Und gesellschaftliche Probleme am politischen Aschermittwoch zu benennen, Missstände anzugreifen und Verbesserungen anzustreben ist sicher löblich und letztlich unverzichtbar – will Politik die Bodenhaftung nicht verlieren.

Aber gerade die Politik ist oft in Gefahr, in Stammtischparolen zu verflachen oder den Don Quichotte – Eindruck des Dauerkampfes gegen Windmühlenflügel zu vermitteln.

Es ist doch so: Weder die, die Fasten, noch die, die meinen, dass Fasten bedeutet, auch mal auf ein Opfer verzichten zu müssen, werden dadurch besseren Menschen.

Selbst wenn einem die Kunst gelänge, alles in einer Person zu vereinen: Die Narrenkappe zu tragen, ohne nur lächerlich zu wirken, ernsthaft politisch Aschermittwoch zu argumentieren und gegen das Unrecht in der Welt zu kämpfen, ohne das Leben als Dauerstress auf dem Gesicht umherzutragen, ohne Leidensmine 40 Tage zu fasten und danach fröhlich das Leben zu feiern:

SELBST DANN gäbe es keine Garantie, dass einen die Menschen so strahlend erleben, dass für sie die graue Welt in ein neues Licht getaucht würde.
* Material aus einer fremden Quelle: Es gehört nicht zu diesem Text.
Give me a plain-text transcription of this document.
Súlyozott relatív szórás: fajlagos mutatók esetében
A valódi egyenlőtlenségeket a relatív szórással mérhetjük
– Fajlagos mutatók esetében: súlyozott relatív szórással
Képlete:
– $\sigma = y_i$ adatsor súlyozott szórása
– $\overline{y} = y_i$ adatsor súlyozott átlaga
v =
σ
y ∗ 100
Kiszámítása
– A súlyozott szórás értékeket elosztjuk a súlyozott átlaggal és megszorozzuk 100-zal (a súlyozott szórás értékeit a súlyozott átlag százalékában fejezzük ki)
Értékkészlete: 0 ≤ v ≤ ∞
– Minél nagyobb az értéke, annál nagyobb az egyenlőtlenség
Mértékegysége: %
Dass Gerechtigkeit vor ihnen hergeht.
Dass die Herrlichkeit des Herrn ihren Zug beschließt.

Was steckt wirklich hinter Jesajas Fastenkritik und seiner Ungerechtigkeitsschelte?

Ich lese diesen Text zuerst als Kritik der Motivation. WARUM tut man etwas? An der Motivation scheiden sich Lebenswege: Sucht man eigenen Vorteil oder den Vorteil aller?

Sie „begehren meine Wege zu wissen, als wären sie ein Volk, das die Gerechtigkeit schon getan“ hätte – man fühlt sie sich auf dem richtigen politischen Gutmenschenweg.

Was hast du, Gott, ernsthaft daran auszusetzen? Wie würdest du, Gott, es denn praktisch besser machen wollen? Selbstgefällige Scheinsicherheit nach dem Motto: Jeder macht mal Fehler, aber im Grunde sind wir die Guten. Nicht die zur Linken, denen am letzten Tag gesagt wird: Ab in das Feuer, das bereitet ist dem Teufel und seinen Engeln!

Jesaja fragt: Steht euch das zu?
Fastet ihr nicht alle Jahre wieder – und findet Gott dennoch nicht?
Geht es euch bei alldem nicht eher Selbstfindung und Selbsterfahrung, um den ultimativen religiösen Kick?

Mancher mag nun geneigt sein, das als ein Problem längst vergangener Zeiten zu sehen. Selbst unter Christen ist die Tatsache, dass das Kirchenjahr eine kleine Adventsfastenzeit
und die größere Passionsfastenzeit hat, nur noch vereinzelt im Bewusstsein – geschweige denn, dass man sich selbst daran beteiligt.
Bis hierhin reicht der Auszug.